Dr. Bruce Vanderhoff, director of Ohio's Department of Health, said during a news conference that cases aren’t occurring evenly among age groups.

Young people, particularly those between the ages of 23 and 49, have a case rate that's 25 percent higher than the statewide average, he said.

As in Michigan, the vast majority of hospitalized patients in Ohio are unvaccinated, Vanderhoff said.

State officials continue to urge people to get vaccinated. Doing so would help hospitals in the state as they face staffing challenges.

"Almost every hospital really doesn't have the elasticity that maybe we had this time last year to really expand capacity on a short-term notice when there's a flood or surge in local patients," Dr. Andy Thomas, with Ohio State University’s Wexner Medical Center, said at the same briefing. "If these trends continue through the month of December into January, we will be at a point where the hospitals in Ohio will not be able to take care of all the patients we need to take care of."

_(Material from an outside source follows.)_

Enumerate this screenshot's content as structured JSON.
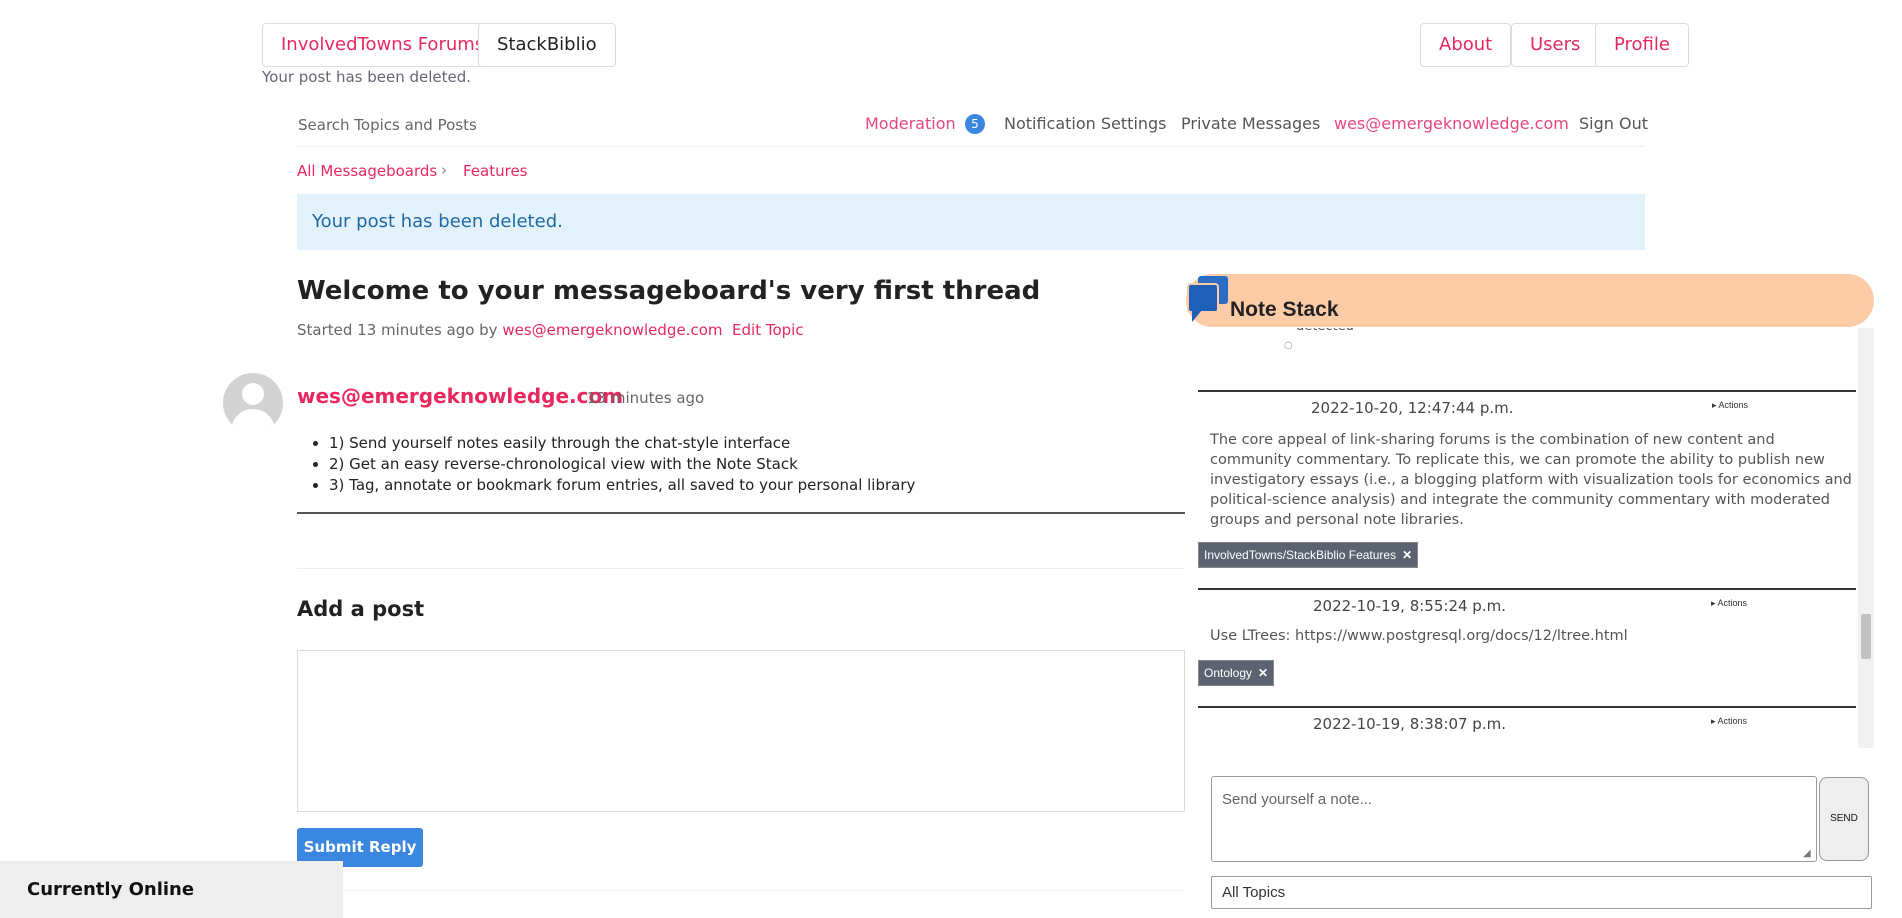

Last week, in the state of New York, home to the fifth largest share of new hospitalizations, Gov. Kathy Hochul announced that hospitals with less than 10 percent capacity must stop doing elective surgeries until at least Jan. 15, 2022.

There are around 50 hospitals that meet that criteria, the vast majority of which are upstate, Hochul said during a press conference last Thursday.

Dr. Celine Gounder, an infectious disease specialist at NYU Langone Health in New York City, said people may be getting tired as the country approaches two years into the pandemic.

People "think in terms of personal action, personal responsibility, personal freedom, and unfortunately that's not how viruses transmit and infect," she said.